When the chatter subsided, Marling took Undine's place: she was dressed in white, and she played with her head thrown back, often gazing at the ceiling. She did not address the audience for the first four or five songs of her performance, and when she did, it was only to acknowledge their appearance: "It's nice to see you all looking so smartly dressed," she said. She was a rapt, abstract presence; I was not surprised to discover that Riggall thought of her as a ghost, based loosely on Ophelia, Hamlet's lover, and imagined her drifting through the building, handing out dead flowers, and singing. Riggall said he saw her as someone "from another time, another place," which was why he had staged the performance in the 1920s, though he conceded that it was possible to interpret Marling's cryptic lyrics in other ways. Not surprisingly, he liked the fact that her songs are hard to decipher. "They're riddles," he said. "They're secrets."

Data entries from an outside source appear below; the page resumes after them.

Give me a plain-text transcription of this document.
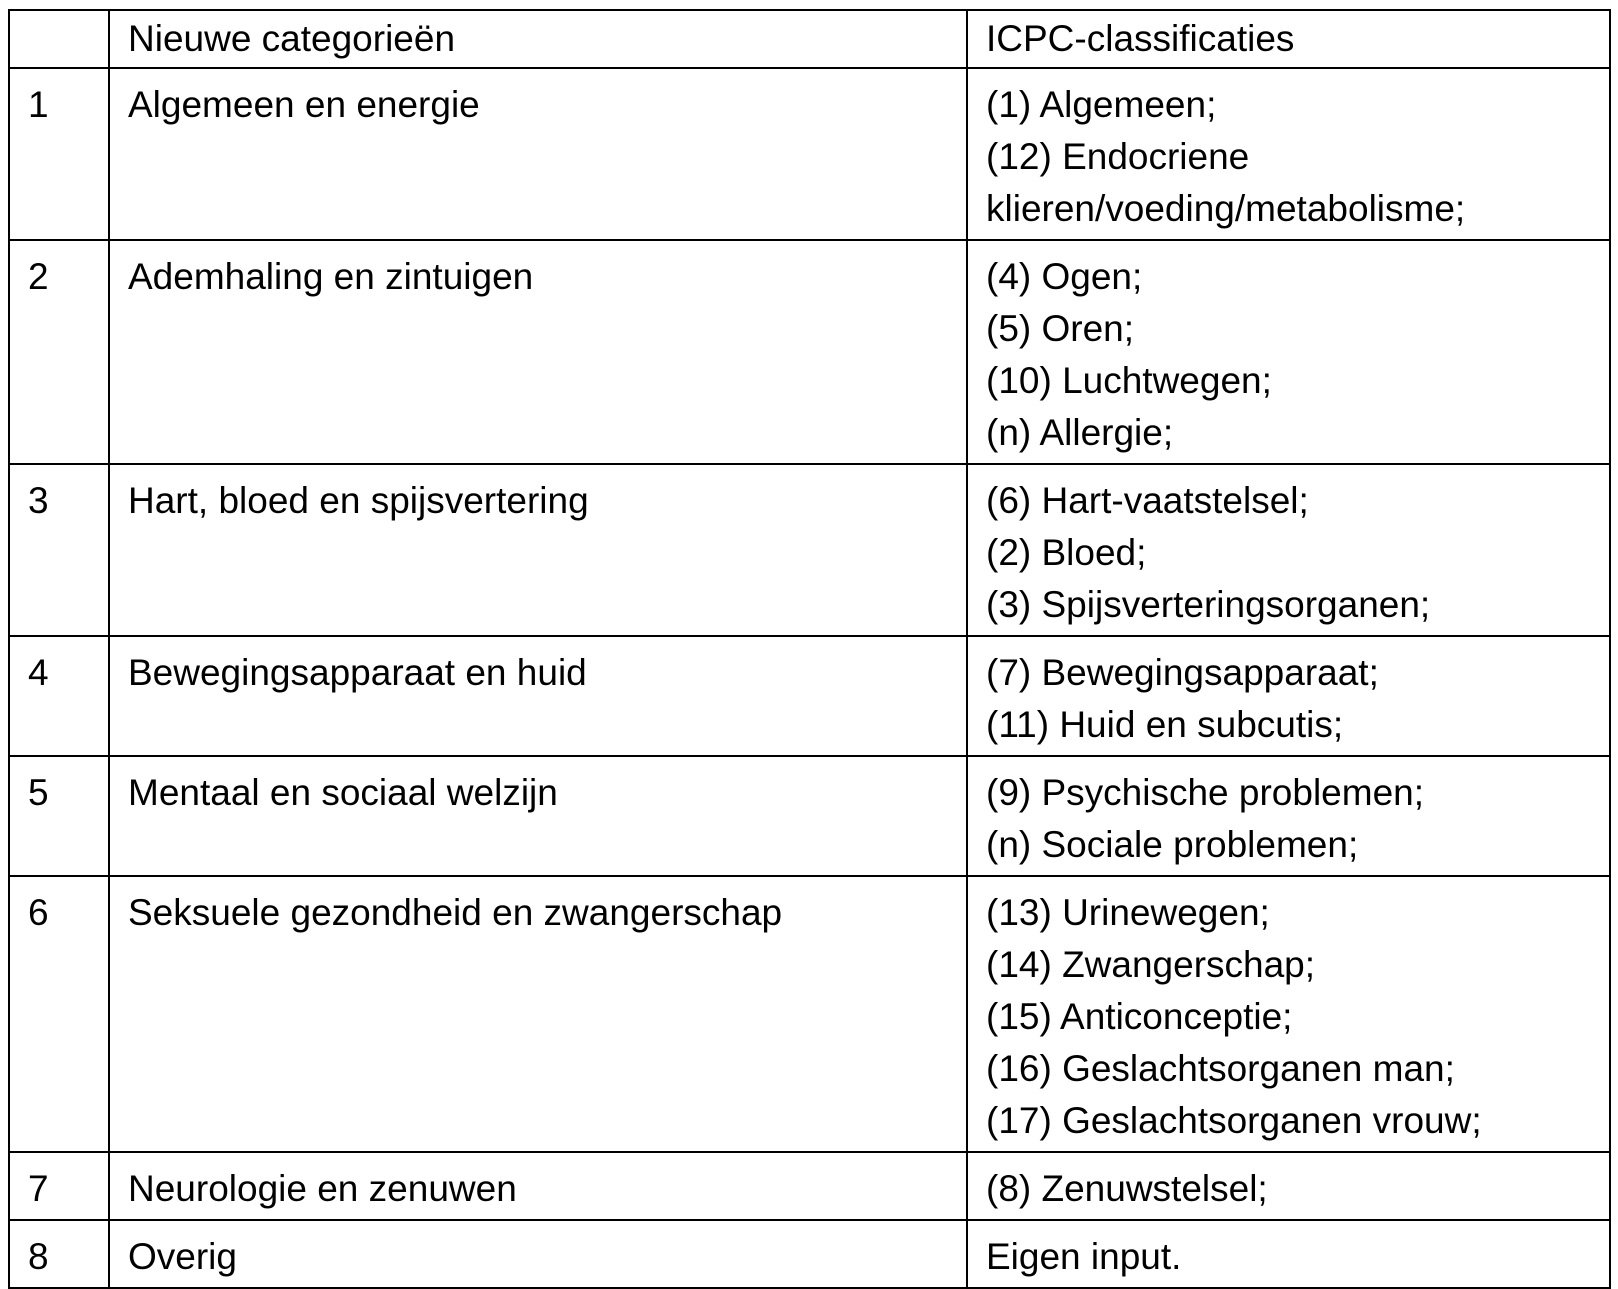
	Nieuwe categorieën	ICPC-classificaties
1	Algemeen en energie	(1) Algemeen;
(12) Endocriene
klieren/voeding/metabolisme;

2	Ademhaling en zintuigen	(4) Ogen;
(5) Oren;
(10) Luchtwegen;
(n) Allergie;

3	Hart, bloed en spijsvertering	(6) Hart-vaatstelsel;
(2) Bloed;
(3) Spijsverteringsorganen;

4	Bewegingsapparaat en huid	(7) Bewegingsapparaat;
(11) Huid en subcutis;

5	Mentaal en sociaal welzijn	(9) Psychische problemen;
(n) Sociale problemen;

6	Seksuele gezondheid en zwangerschap	(13) Urinewegen;
(14) Zwangerschap;
(15) Anticonceptie;
(16) Geslachtsorganen man;
(17) Geslachtsorganen vrouw;

7	Neurologie en zenuwen	(8) Zenuwstelsel;

8	Overig	Eigen input.
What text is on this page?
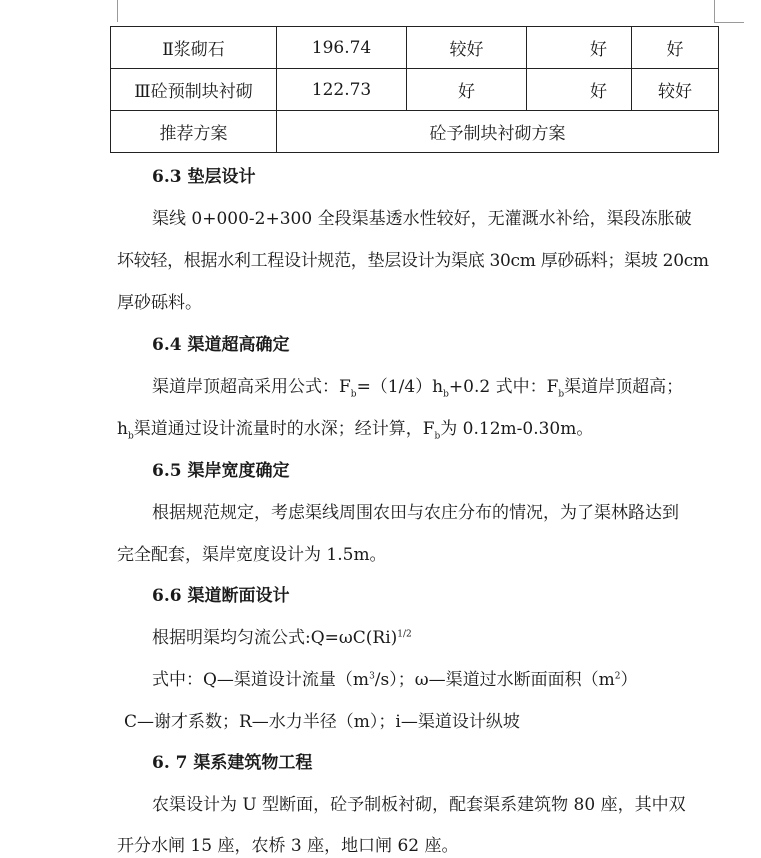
Ⅱ浆砌石	196.74	较好	好	好
Ⅲ砼预制块衬砌	122.73	好	好	较好
推荐方案	砼予制块衬砌方案			
6.3 垫层设计
渠线 0+000-2+300 全段渠基透水性较好，无灌溉水补给，渠段冻胀破
坏较轻，根据水利工程设计规范，垫层设计为渠底 30cm 厚砂砾料；渠坡 20cm
厚砂砾料。
6.4 渠道超高确定
渠道岸顶超高采用公式：$F_b=(1/4)h_b+0.2$ 式中：$F_b$渠道岸顶超高；
$h_b$渠道通过设计流量时的水深；经计算，$F_b$为 0.12m-0.30m。
6.5 渠岸宽度确定
根据规范规定，考虑渠线周围农田与农庄分布的情况，为了渠林路达到
完全配套，渠岸宽度设计为 1.5m。
6.6 渠道断面设计
根据明渠均匀流公式$:Q=\omega C(Ri)^{1/2}$
式中：Q—渠道设计流量$(m^3/s)$；ω—渠道过水断面面积$(m^2)$
C—谢才系数；R—水力半径（m）；i—渠道设计纵坡
6. 7 渠系建筑物工程
农渠设计为 U 型断面，砼予制板衬砌，配套渠系建筑物 80 座，其中双
开分水闸 15 座，农桥 3 座，地口闸 62 座。
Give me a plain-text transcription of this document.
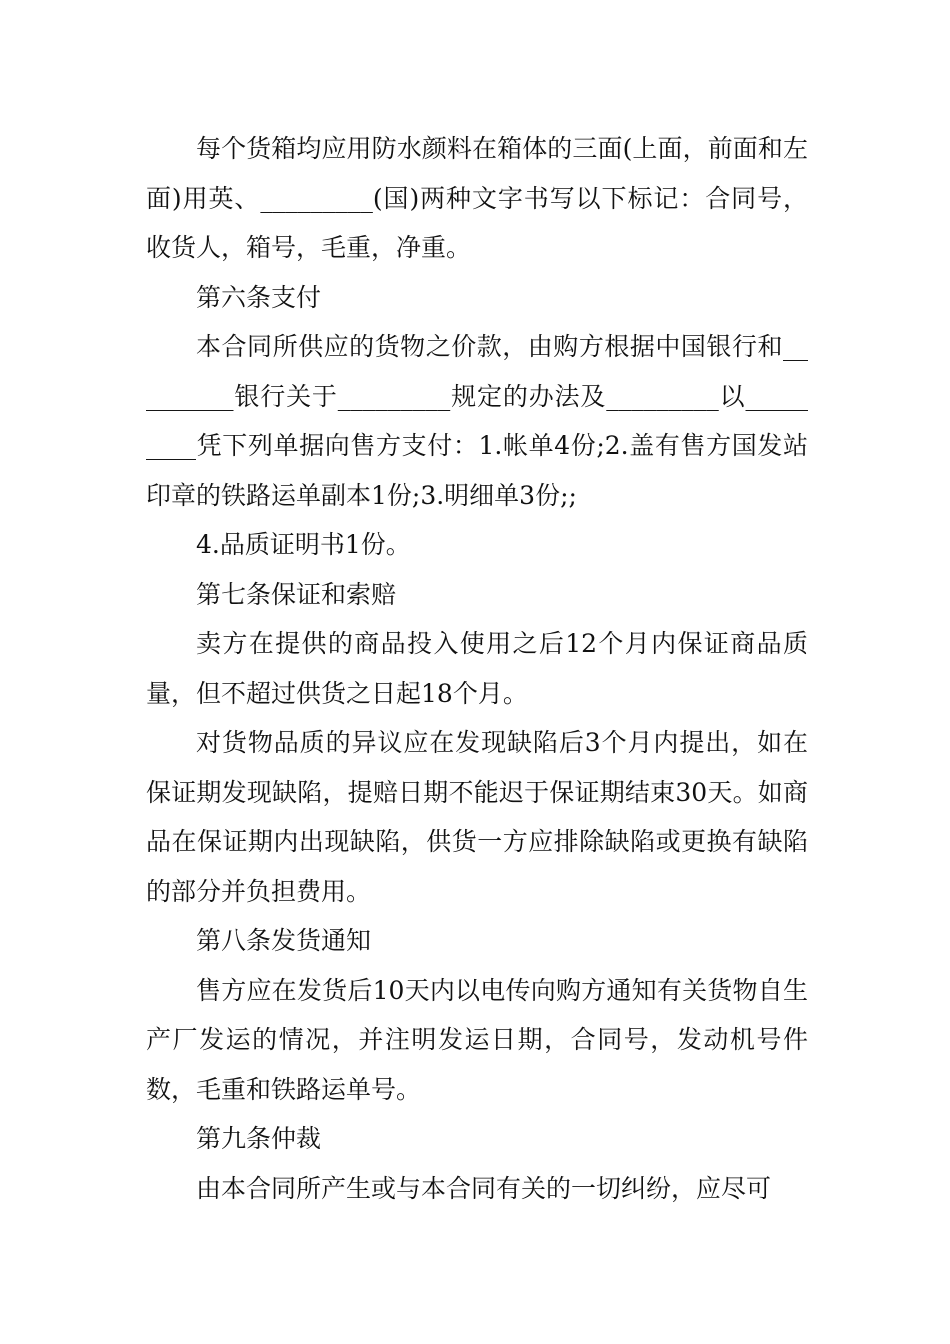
每个货箱均应用防水颜料在箱体的三面(上面，前面和左面)用英、_________(国)两种文字书写以下标记：合同号，收货人，箱号，毛重，净重。

第六条支付

本合同所供应的货物之价款，由购方根据中国银行和_________银行关于_________规定的办法及_________以_________凭下列单据向售方支付：1.帐单4份;2.盖有售方国发站印章的铁路运单副本1份;3.明细单3份;;

4.品质证明书1份。

第七条保证和索赔

卖方在提供的商品投入使用之后12个月内保证商品质量，但不超过供货之日起18个月。

对货物品质的异议应在发现缺陷后3个月内提出，如在保证期发现缺陷，提赔日期不能迟于保证期结束30天。如商品在保证期内出现缺陷，供货一方应排除缺陷或更换有缺陷的部分并负担费用。

第八条发货通知

售方应在发货后10天内以电传向购方通知有关货物自生产厂发运的情况，并注明发运日期，合同号，发动机号件数，毛重和铁路运单号。

第九条仲裁

由本合同所产生或与本合同有关的一切纠纷，应尽可
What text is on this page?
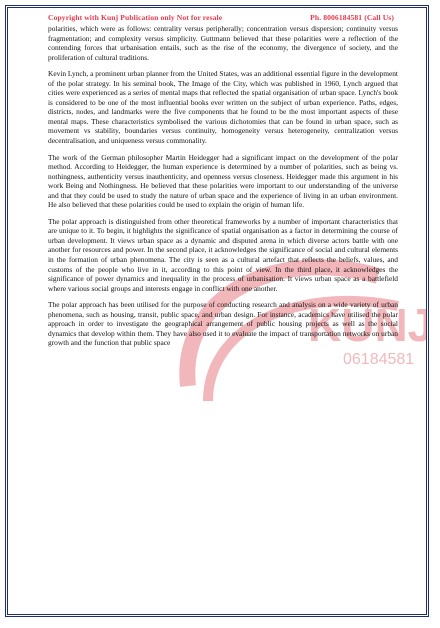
KUNJ
06184581
Copyright with Kunj Publication only Not for resale	Ph. 8006184581 (Call Us)

polarities, which were as follows: centrality versus peripherally; concentration versus dispersion; continuity versus fragmentation; and complexity versus simplicity. Guttmann believed that these polarities were a reflection of the contending forces that urbanisation entails, such as the rise of the economy, the divergence of society, and the proliferation of cultural traditions.

Kevin Lynch, a prominent urban planner from the United States, was an additional essential figure in the development of the polar strategy. In his seminal book, The Image of the City, which was published in 1960, Lynch argued that cities were experienced as a series of mental maps that reflected the spatial organisation of urban space. Lynch's book is considered to be one of the most influential books ever written on the subject of urban experience. Paths, edges, districts, nodes, and landmarks were the five components that he found to be the most important aspects of these mental maps. These characteristics symbolised the various dichotomies that can be found in urban space, such as movement vs stability, boundaries versus continuity, homogeneity versus heterogeneity, centralization versus decentralisation, and uniqueness versus commonality.

The work of the German philosopher Martin Heidegger had a significant impact on the development of the polar method. According to Heidegger, the human experience is determined by a number of polarities, such as being vs. nothingness, authenticity versus inauthenticity, and openness versus closeness. Heidegger made this argument in his work Being and Nothingness. He believed that these polarities were important to our understanding of the universe and that they could be used to study the nature of urban space and the experience of living in an urban environment. He also believed that these polarities could be used to explain the origin of human life.

The polar approach is distinguished from other theoretical frameworks by a number of important characteristics that are unique to it. To begin, it highlights the significance of spatial organisation as a factor in determining the course of urban development. It views urban space as a dynamic and disputed arena in which diverse actors battle with one another for resources and power. In the second place, it acknowledges the significance of social and cultural elements in the formation of urban phenomena. The city is seen as a cultural artefact that reflects the beliefs, values, and customs of the people who live in it, according to this point of view. In the third place, it acknowledges the significance of power dynamics and inequality in the process of urbanisation. It views urban space as a battlefield where various social groups and interests engage in conflict with one another.

The polar approach has been utilised for the purpose of conducting research and analysis on a wide variety of urban phenomena, such as housing, transit, public space, and urban design. For instance, academics have utilised the polar approach in order to investigate the geographical arrangement of public housing projects as well as the social dynamics that develop within them. They have also used it to evaluate the impact of transportation networks on urban growth and the function that public space
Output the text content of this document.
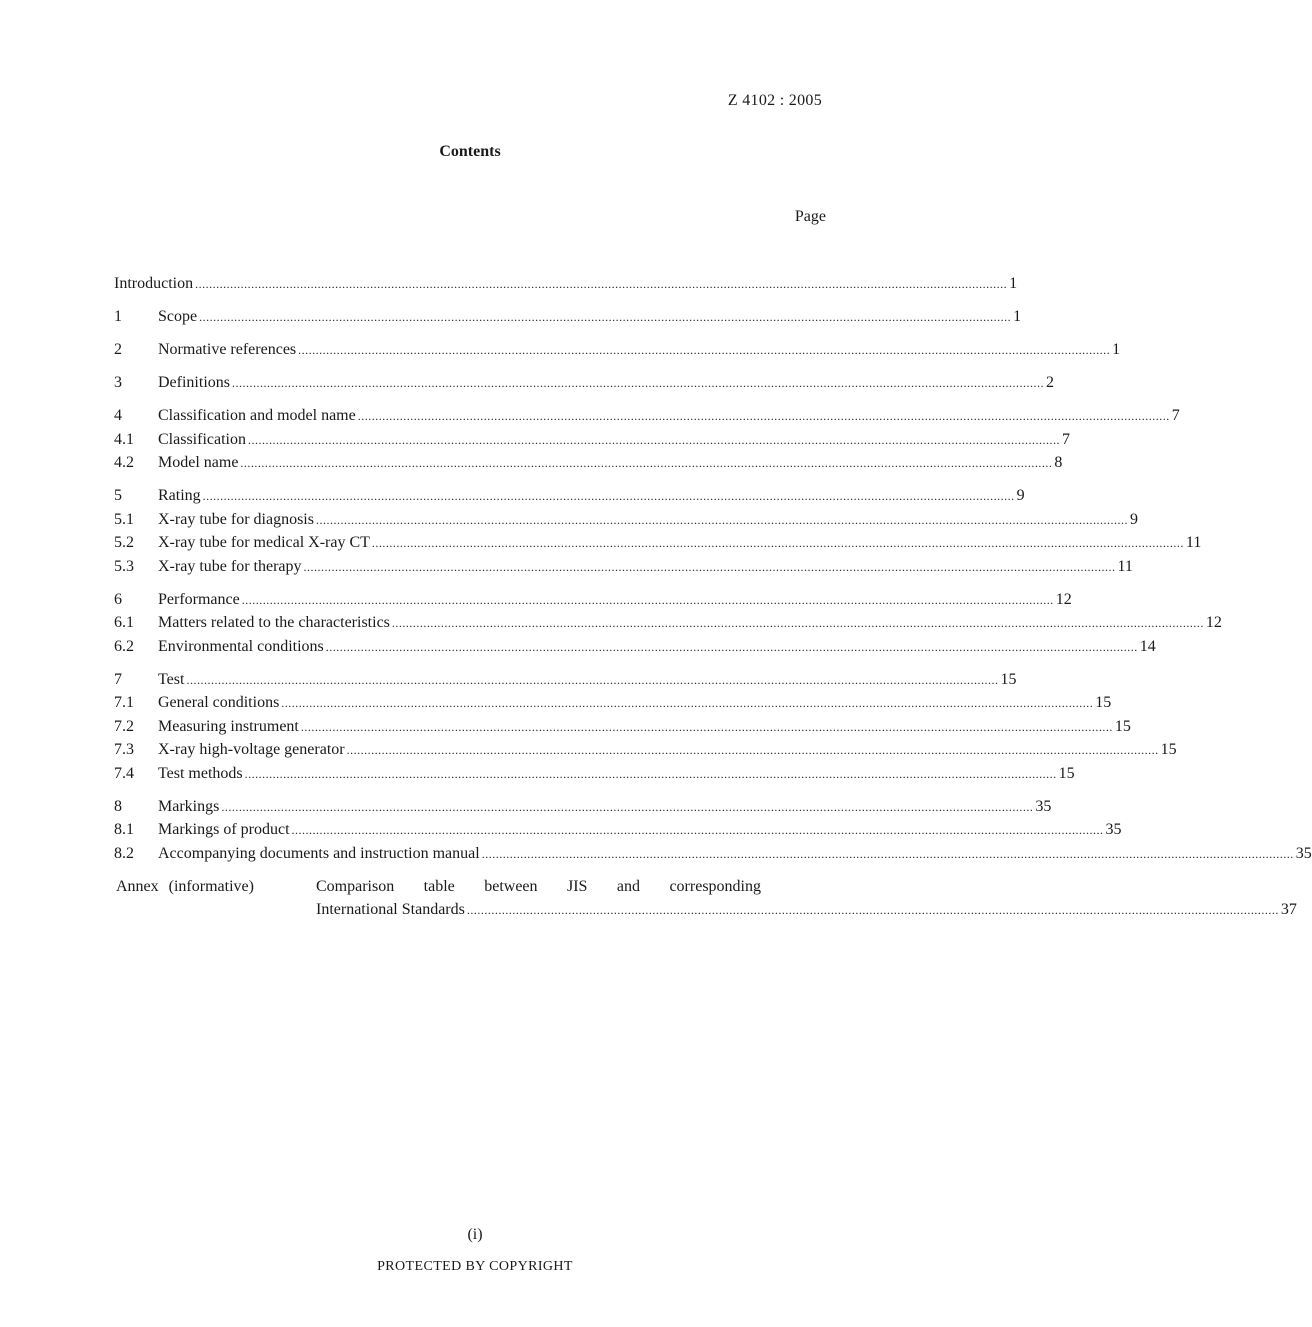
Z 4102 : 2005
Contents
Page
Introduction .....	1
1	Scope .....	1
2	Normative references .....	1
3	Definitions .....	2
4	Classification and model name .....	7
4.1	Classification .....	7
4.2	Model name .....	8
5	Rating .....	9
5.1	X-ray tube for diagnosis .....	9
5.2	X-ray tube for medical X-ray CT .....	11
5.3	X-ray tube for therapy .....	11
6	Performance .....	12
6.1	Matters related to the characteristics .....	12
6.2	Environmental conditions .....	14
7	Test .....	15
7.1	General conditions .....	15
7.2	Measuring instrument .....	15
7.3	X-ray high-voltage generator .....	15
7.4	Test methods .....	15
8	Markings .....	35
8.1	Markings of product .....	35
8.2	Accompanying documents and instruction manual .....	35
Annex (informative)	Comparison table between JIS and corresponding
International Standards .....	37
(i)
PROTECTED BY COPYRIGHT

Riggall began his career making short films, and in 2003 he set up a network called Future Shorts, which has expanded to 150 cities in 55 countries. In 2007 he put on the first Secret Cinema event, a "staged screening" of Paranoid Park, Gus Van Sant's film about a skater who kills a security guard. Since then Secret Cinema has screened The Battle of Algiers in tunnels beneath the Old Vic theater in south London, filled the Alexandra Palace with camels for Lawrence of Arabia, and re-created the dystopian vision of Terry Gilliam's Brazil in a 13-floor office block in Croydon, South London. In the aftermath of the London riots, in 2011, Secret Cinema staged simultaneous screenings of Mathieu Kassovitz's La Haine in Tottenham and Kabul. It has re-created the worlds of such classic films as Casablanca, The Third Man, and Grease and staged new films as well: its elaborate setting of Prometheus, Ridley Scott's prequel to Alien, was presented during the film's opening weekend.

Each year their shows attract an audience of 100,000 to 120,000 people—many of whom are prepared to spend £50 on a ticket for a film whose name they don't know. And Riggall is still attempting to expand the concept of the "secret event," which he describes as his "mad dream" of creating worlds around music, film, fashion, art, and music. "The ability to be creative, to let go, to indulge a sense of play—that has been lost," Riggall says. "It doesn't happen in traditional cinema, and it doesn't happen at a traditional gig."

platt marling
Riggall is still attempting to expand the concept of the “secret event,” which he describes as his “mad dream” of creating worlds around music, film, fashion, art, and music. David Wickham

Other recent initiatives include Secret Swimming (an attempt to break the world record for the largest simultaneous swim ever recorded), Secret Hotel (people were invited to stay in "cells" modeled on the state penitentiary from The Shawshank Redemption), and Secret Books (collaborations with publishers to mock up the world of a newly published book). Next year he hopes to stage a Secret Festival, which will feature many different artists performing in worlds styled around them in the way the Grand Eagle Hotel was styled around Marling.

In the meantime, Secret Cinema is expanding internationally: in 2010 it turned a New York gallery into a mock-up of London in the swinging '60s for a screening of Antonioni's Blow-Up and staged Alien in Berlin. It has plans for more events in New York and two other cities in the U.S., though for the time being, Riggall is not divulging details. A post on Secret Cinema's New York Facebook page sums up the approach: "The job is to seek mystery, evoke mystery, plant a garden in which strange plants grow and mysteries bloom. The need for mystery is greater than the need for an answer." New York may have to wait for the next Secret Cinema event, but when it comes, Riggall believes the city will accept the invitation to be more than a passive spectator: "Above all, audiences are looking to be part of something. They want to be able to contribute and get closer to the artists they love. I don't think the current framework gives them that opportunity."